‘Misschien zouden we zelfs rijst moeten importeren’, zegt politiek-analist Hardeo Ramadhin in het kader van 139 jaar Hindoestaanse Immigratie op 5 juni. Als nakomeling van de Brits Indiërs stemt het hem bijzonder goed dat de Hindoestaanse immigranten voet aan wal hebben gezet op de Surinaamse bodem. ‘Ik ben heel blij dat zij het besluit hebben genomen naar Suriname te komen.’ De Brits-Indische immigranten zijn ook binnengehaald in Guyana. Daar waren ze eerder aanwezig. Pas na 35 jaar werd de eerste groep Brits Indische immigranten Suriname binnengebracht.
Ramadhin stelt duidelijk dat de Staat in het verleden ertoe moest overgaan tot het importeren van rijst. Hierna werd deze sector overgenomen door de nakomelingen van de Brits Indiërs. Zij beheersen deze sector nog steeds ondanks alle euvels. Het is en blijft voor Ramadhin een vraagteken op welke wijze het hoofdvoedsel rijst geproduceerd zou worden indien de nakomelingen van de Brits Indiërs zich niet in Suriname hadden gevestigd. ‘Misschien zouden we rijst moeten importeren.
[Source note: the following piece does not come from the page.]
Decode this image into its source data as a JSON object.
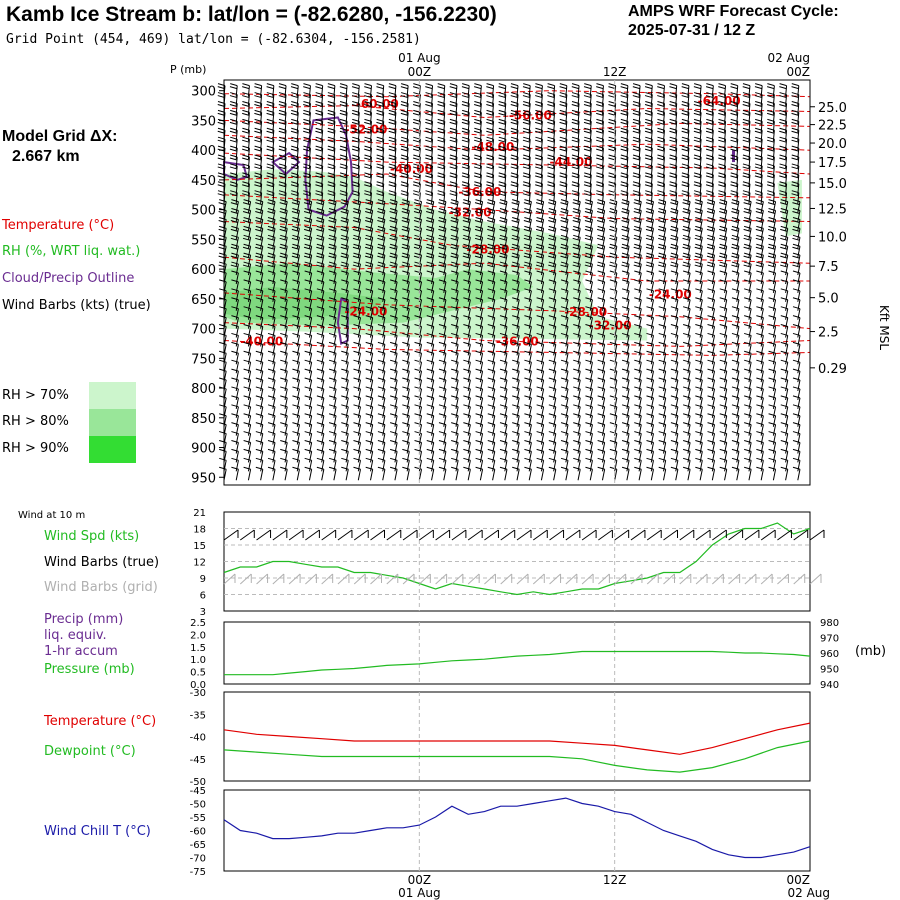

De nazaten van de immigranten zijn op kleine schaal begonnen met het planten van rijst. Nu wordt het product zelfs geëxporteerd.’
De politiek-analist stelt ook duidelijk dat de voorouders eerst alleen aan landbouw deden. ‘En vandaag de dag zien wij dat de nazaten niet alleen in de landbouw zitten maar in alle sectoren.’ Ondanks het feit dat er geen mogelijkheden waren voor vervolgstudie na de lagere school, hebben velen een hoge plaats op de maatschappelijke ladder weten te verwerven, dankzij hun eigen inzet. Jagernath Lachmon en Adhin zijn enkele van de personen. ‘Er zijn nog meerdere personen die hun stempel hebben gedrukt in Suriname.’
Ramadhin ervaart dat jongeren van tegenwoordig het te snel opgeven. Doorzettingsvermogen is de basis om hoger te klimmen op de maatschappelijke ladder, zegt hij met nadruk.